Los sorprendentes hallazgos en el registro policial
Agentes de la Unidad de Delincuencia Económica y Fiscal (UDEF), con apoyo de perros especializados en detectar dinero en efectivo, registraron la vivienda de Marco Sanjuán en la urbanización Parquesol de Valladolid. Los canes marcaron varios puntos, lo que permitió localizar una caja fuerte empotrada bajo una barbacoa de obra, que tuvo que ser abierta «mediante el uso de la fuerza».
Además, se encontraron billetes de 50 euros ocultos entre libros y archivadores de Derecho Tributario en el despacho, y un fajo más en el baño principal, dentro de una bolsa de aseo bajo el lavabo.

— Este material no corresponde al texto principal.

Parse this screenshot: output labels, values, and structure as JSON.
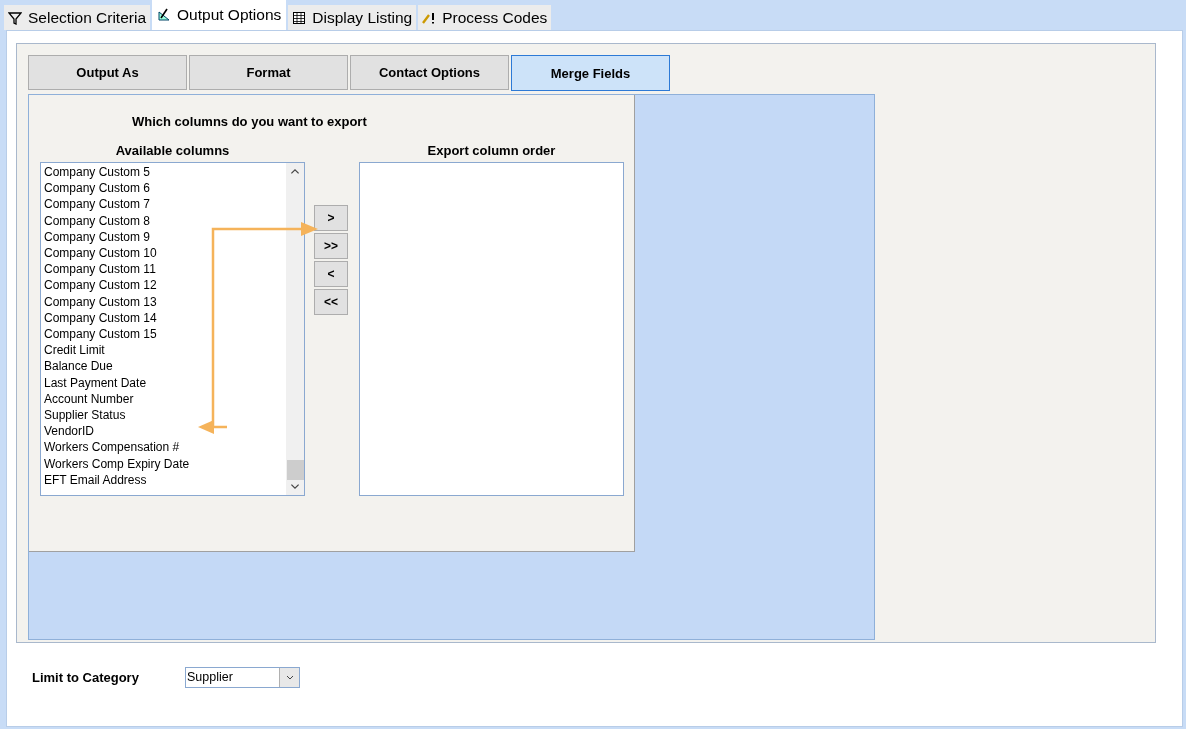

«La dispersión del dinero en distintos puntos del inmueble responde a un modus operandi orientado a dificultar su localización», señala el atestado policial. Estos detalles revelan un presunto esquema sofisticado para ocultar comisiones ilegales. Marco Sanjuán sigue imputado por cohecho tras la querella de la Fiscalía Anticorrupción, autorizada por la magistrada Inmaculada Loba del Juzgado de Instrucción 35 de Madrid.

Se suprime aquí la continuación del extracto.